Powers of Attorney and Living Wills

Usually we think of a Will as the key document to manage our estate after we die.

 

Wills have no power while you are still alive. But what happens if you go through a period of your life when you aren’t able to manage your own affairs?

 

You may be physically living and breathing, but your mental capabilities could be weakened so that you can‘t make decisions for yourself. This could be the result of dementia, Alzheimer’s disease, medication, medical treatment or injury.

 

There are ways to plan for this unfortunate possibility. Powers of Attorney and Living Wills enable another person to make decisions for you if you cannot do so yourself.

 

A Power of Attorney is a powerful document. Do not sign one unless you understand its full ramifications. You should always consult with a lawyer before beginning the process.

 

The Legal Dimension

The laws governing Powers of Attorney and Living Wills vary from province to province. Generally speaking, they enable another person who is referred to as your “attorney” to make decisions for you.

 

The “attorney”:

 

-       Does not have to be a lawyer (but should be someone you trust)

-       Acts as a “fiduciary” and must take account of all of your property dealings

-       Is entitled to be paid for his or her work (like an executor)

 

 

Powers of Attorney: Property or Personal Care

Generally, there are two types of Power of Attorney related to mental incapacity.

 

Power of Attorney for Property

This document gives authority to another person to make decisions about your property when you are unable to do so—i.e. when you aren’t mentally capable. This includes decisions about the money in your bank account, your personal residence and your investments.

 

In many provinces, it’s called an Enduring Power of Attorney. In others, such as Ontario, it is called a Continuing Power of Attorney for Property. Whatever the name, it’s very important that you grant it to a person you really trust.
 
Your attorney is required to act in your best interest at all times. That means that if it is in your best interest, the attorney will be able to make withdrawals from your bank account and sell your house.

 

Remember: Unless you limit the Power of Attorney for Property, your attorney may make any decision regarding your property that you can make yourself (except prepare a Will).
 
Power of Attorney for Personal Care

Many people confuse this with a Living Will. It, too, has different names, depending on which province you’re in.

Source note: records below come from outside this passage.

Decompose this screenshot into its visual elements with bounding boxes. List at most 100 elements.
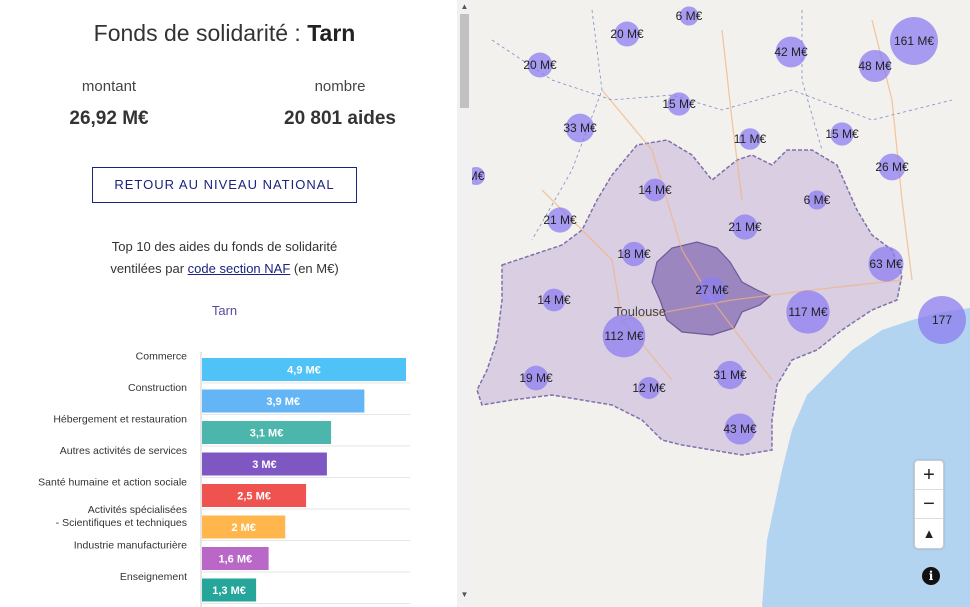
dept-border (801, 10, 823, 151)
amount-value: 26,92 M€ (69, 108, 149, 129)
map-bubble-label: 26 M€ (875, 160, 909, 174)
map-bubble[interactable] (679, 6, 699, 26)
category-label: Santé humaine et action sociale (38, 477, 187, 489)
map-bubble[interactable] (547, 207, 573, 233)
bar[interactable] (202, 452, 327, 476)
bar-value-label: 3 M€ (252, 459, 276, 471)
bar-value-label: 1,3 M€ (212, 585, 246, 597)
map-bubble[interactable] (858, 49, 892, 83)
map-bubble[interactable] (643, 178, 667, 202)
map-bubble-label: 112 M€ (604, 329, 643, 343)
scrollbar[interactable]: ▲ ▼ (457, 0, 472, 607)
map-bubble-label: 161 M€ (894, 34, 934, 48)
map[interactable]: Toulouse 6 M€ 20 M€ 20 M€ 42 M€ 161 M€ 48 M€ 1… (472, 0, 970, 607)
map-bubble-label: 33 M€ (563, 121, 597, 135)
map-bubble-label: 177 (932, 313, 952, 327)
scroll-down-arrow-icon[interactable]: ▼ (460, 590, 469, 599)
bar[interactable] (202, 547, 269, 570)
category-label: Enseignement (120, 571, 187, 583)
map-bubble[interactable] (667, 92, 691, 116)
bar[interactable] (202, 389, 365, 413)
bar-value-label: 1,6 M€ (218, 554, 252, 566)
amount-label: montant (81, 78, 137, 95)
map-bubble[interactable] (614, 21, 640, 47)
count-value: 20 801 aides (284, 108, 396, 129)
map-bubble[interactable] (739, 128, 761, 150)
map-bubble-label: 6 M€ (676, 9, 703, 23)
map-bubble-label: 48 M€ (858, 59, 892, 73)
category-label: Autres activités de services (60, 445, 187, 457)
category-label: Industrie manufacturière (74, 540, 187, 552)
zoom-controls: + − ▲ (914, 460, 944, 549)
road (601, 89, 773, 381)
dept-border (531, 9, 603, 241)
category-label: Commerce (136, 352, 188, 363)
map-bubble-label: 63 M€ (869, 257, 903, 271)
map-bubble-label: 31 M€ (713, 368, 747, 382)
map-bubble[interactable] (878, 153, 906, 181)
bar[interactable] (202, 421, 332, 444)
zoom-out-button[interactable]: − (915, 490, 943, 519)
top10-title: Top 10 des aides du fonds de solidarité … (110, 239, 339, 276)
map-bubble[interactable] (527, 52, 553, 78)
map-bubble[interactable] (890, 17, 938, 65)
map-bubble[interactable] (472, 167, 485, 185)
chart-department-label: Tarn (211, 303, 238, 318)
map-bubble[interactable] (830, 122, 854, 146)
bar[interactable] (202, 484, 307, 507)
map-bubble-label: 27 M€ (695, 283, 729, 297)
naf-code-link[interactable]: code section NAF (187, 261, 291, 276)
info-icon[interactable]: i (922, 567, 940, 585)
map-bubble-label: 6 M€ (804, 193, 831, 207)
road (621, 279, 903, 321)
map-bubble-label: 43 M€ (723, 422, 757, 436)
page-title: Fonds de solidarité : Tarn (93, 20, 356, 46)
map-bubble-label: 42 M€ (774, 45, 808, 59)
compass-icon[interactable]: ▲ (922, 526, 936, 541)
bar-chart: 4,9 M€ Commerce 3,9 M€ Construction 3,1 M€ Hé… (0, 352, 420, 607)
map-bubble[interactable] (724, 413, 756, 445)
map-bubble-label: 12 M€ (632, 381, 666, 395)
category-label: - Scientifiques et techniques (56, 517, 187, 529)
bar-value-label: 2,5 M€ (237, 491, 271, 503)
bar[interactable] (202, 515, 286, 539)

Simply put, it’s a document that allows another person to make medical or health care decisions for you.

 

A lot of people think they don’t need a Will because they don’t have children or a large estate. But almost everybody will need to have a Power of Attorney for Personal Care.

 

Why?

 

Because if you need medical attention, even a simple injection, the people who give it to you need your consent, barring an emergency where you are unconscious. A Power of Attorney for Personal Care gives another person the authority to make medical decisions for you if you can’t consent because of mental incapacity. If several family members give different instructions to medical staff, the Attorney for Personal Care will be the one they listen to.

 

However, your Attorney for Personal Care, while authorized to make decisions, must be guided by instructions you leave. This includes memoranda you’ve written and consultations with family members.

 

Living Wills
A Living Will is a document that describes what you want to happen if you become ill and can’t communicate your treatment or personal care wishes. It differs from Power of Attorney for Personal Care in that it doesn’t name anyone. In some provinces, the Attorney for Personal Care must make decisions in accordance with these sorts of documents.